One of my biggest fears every single time I get on a surfboard is that I'm not going to catch a single wave. It's possible, but with an instructor helping you, it's also unlikely—they basically push you into the wave to help you catch it.
If you miss a wave, you can always try it again, just never give up
"Surfing, in my opinion, is one of the hardest sports there is," People say. "No wave is ever the same and the ocean and weather are constantly changing. You have to put in your time in to see results but the results are well worth it because there is no greater feeling than riding a wave," they say.
Also, an important reminder: "You are going to wipe out! There is no getting around it," Burt says. "So get used to it! Have fun with it! You are falling in water, not cement."
What makes one board better than another for beginners?
The thicker and longer the board, the easier it is to paddle, stand up, and balance on
The easiest board to learn on is a soft-top board, and an 8-foot size is the best for all ages, Expert says. The thicker and longer the board, the easier it is to paddle, stand up, and balance on. It makes sense: The more surface area you have, the wider your legs can be to balance. There are a variety of different boards your instructor might put you on, depending on where you are, but it will likely be taller than you.
Have Someone To Show You The Basic Technique
Surfing is one of the most complex and technical sports in the world. Imagine learning the wrong basic techniques and then having to “unlearn” your bad habits before you can continue your progression.
If you have an experienced person show you how to surf, that will be great
Trust us, this advice comes from inland surfers that started to dedicate their life to surf way too late in their life. Still today our coaches make us realize we’ve learned certain things the wrong way and it’s very difficult to change old habits. The bottom line is: if you’re serious about learning to surf, learn it the right way. Have an experienced friend or surf coach show you the right basics for the first few days.
The Importance Of Your Surfboard
In any sport, having the right equipment helps you perform.
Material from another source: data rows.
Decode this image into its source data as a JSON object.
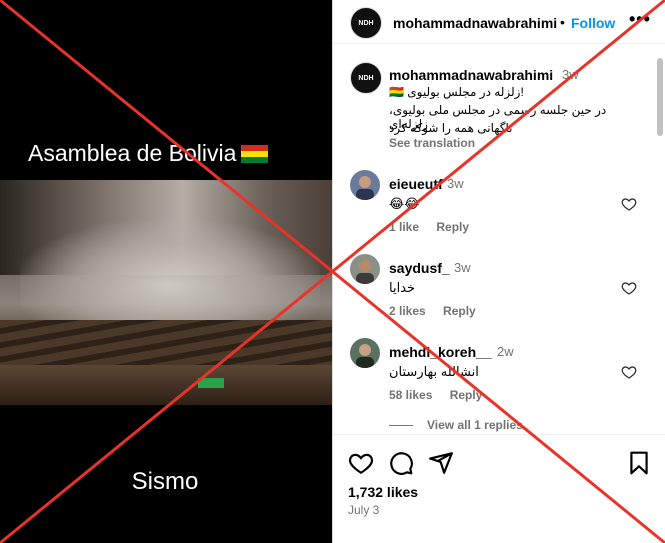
{
  "media": {
    "caption_top": "Asamblea de Bolivia",
    "caption_bottom": "Sismo",
    "flag_icon": "bolivia-flag-icon"
  },
  "header": {
    "handle": "mohammadnawabrahimi",
    "separator": "•",
    "follow_label": "Follow",
    "more_label": "•••",
    "avatar_text": "NDH"
  },
  "post": {
    "author": "mohammadnawabrahimi",
    "time": "3w",
    "line1": "!زلزله در مجلس بولیوی 🇧🇴",
    "line2": "در حین جلسه رسمی در مجلس ملی بولیوی، زلزله‌ای",
    "line3": "ناگهانی همه را شوکه کرد",
    "see_translation": "See translation"
  },
  "comments": [
    {
      "user": "eieueutf",
      "time": "3w",
      "text": "😂😂",
      "likes": "1 like",
      "reply": "Reply"
    },
    {
      "user": "saydusf_",
      "time": "3w",
      "text": "خدایا",
      "likes": "2 likes",
      "reply": "Reply"
    },
    {
      "user": "mehdi_koreh__",
      "time": "2w",
      "text": "انشالله بهارستان",
      "likes": "58 likes",
      "reply": "Reply"
    }
  ],
  "view_replies": "View all 1 replies",
  "footer": {
    "likes": "1,732 likes",
    "date": "July 3"
  },
  "colors": {
    "accent": "#0095f6",
    "muted": "#737373",
    "overlay_x": "#e8332a"
  }
}
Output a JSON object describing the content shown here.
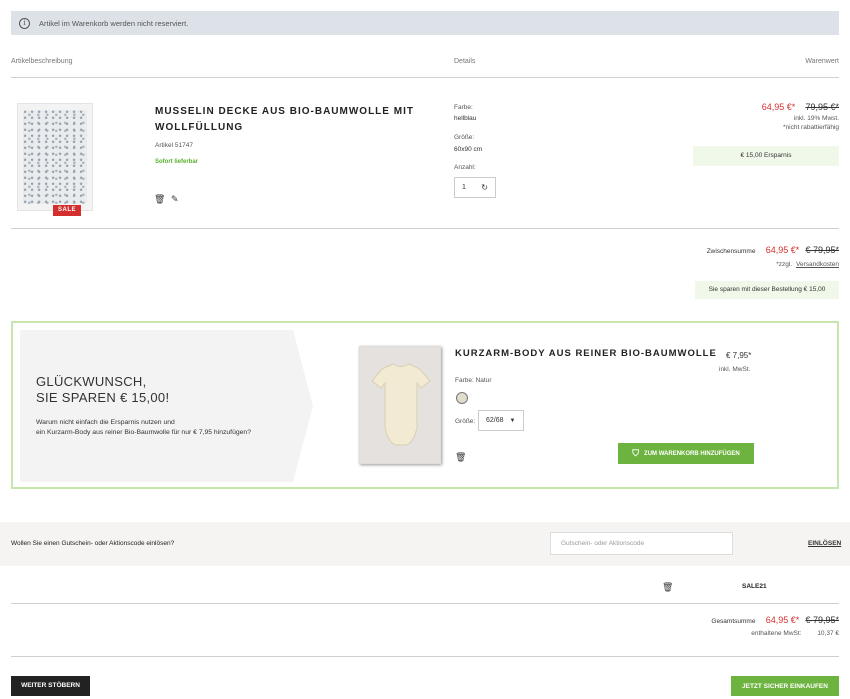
{
  "notice": {
    "icon": "info-icon",
    "text": "Artikel im Warenkorb werden nicht reserviert."
  },
  "table_headers": {
    "description": "Artikelbeschreibung",
    "details": "Details",
    "value": "Warenwert"
  },
  "item": {
    "title_line1": "MUSSELIN DECKE AUS BIO-BAUMWOLLE MIT",
    "title_line2": "WOLLFÜLLUNG",
    "article": "Artikel 51747",
    "availability": "Sofort lieferbar",
    "badge": "SALE",
    "color_label": "Farbe:",
    "color_value": "hellblau",
    "size_label": "Größe:",
    "size_value": "60x90 cm",
    "qty_label": "Anzahl:",
    "qty_value": "1",
    "price": "64,95 €*",
    "old_price": "79,95 €*",
    "vat_note": "inkl. 19% Mwst.",
    "discount_note": "*nicht rabattierfähig",
    "savings": "€ 15,00 Ersparnis"
  },
  "subtotal": {
    "label": "Zwischensumme",
    "price": "64,95 €*",
    "old_price": "€ 79,95*",
    "shipping_prefix": "*zzgl.",
    "shipping_link": "Versandkosten",
    "savings_msg": "Sie sparen mit dieser Bestellung € 15,00"
  },
  "promo": {
    "headline1": "GLÜCKWUNSCH,",
    "headline2": "SIE SPAREN € 15,00!",
    "desc1": "Warum nicht einfach die Ersparnis nutzen und",
    "desc2": "ein Kurzarm-Body aus reiner Bio-Baumwolle für nur € 7,95 hinzufügen?",
    "product_title": "KURZARM-BODY AUS REINER BIO-BAUMWOLLE",
    "price": "€ 7,95*",
    "vat": "inkl. MwSt.",
    "color_label": "Farbe: Natur",
    "size_label": "Größe:",
    "size_value": "62/68",
    "add_button": "ZUM WARENKORB HINZUFÜGEN"
  },
  "voucher": {
    "question": "Wollen Sie einen Gutschein- oder Aktionscode einlösen?",
    "placeholder": "Gutschein- oder Aktionscode",
    "redeem": "EINLÖSEN",
    "applied_code": "SALE21"
  },
  "total": {
    "label": "Gesamtsumme",
    "price": "64,95 €*",
    "old_price": "€ 79,95*",
    "vat_label": "enthaltene MwSt:",
    "vat_value": "10,37 €"
  },
  "actions": {
    "continue": "WEITER STÖBERN",
    "checkout": "JETZT SICHER EINKAUFEN"
  },
  "colors": {
    "sale_red": "#d32f2f",
    "accent_green": "#6db33f",
    "promo_border": "#c6e6ad",
    "notice_bg": "#dde2e8"
  }
}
But surfing is different. It can make the difference between surfing 20 waves or 0 waves in your session.
Choosing the right surfboard will completely change the experience. It’s not about having the “brand new model”. It’s about having the right volume and rocker. The volume is the measurement of how much flotation the board has. It’s a function of length, width, and thickness. Basically, when you start surfing, you want lots of volumes (choose either a longboard or a foamboard, boards that are wide, thick, long, and have a flat rocker). Our favorite boards for the first days are 7″4 Gnaraloo foamboards, they are very thick and wide, but not too long so the nose doesn’t drive often.
Surfing has so much going for it. It’ll challenge your endurance and strength. It’ll give you that rush of doing something pretty dangerous.
But it’s not easy. It requires great physical fitness to match the unpredictable conditions you’ll like to encounter.
Learning the basics is just the start. Once you get a taste of it, we’re sure you’ll agree. It’s the beginning of a beautiful friendship.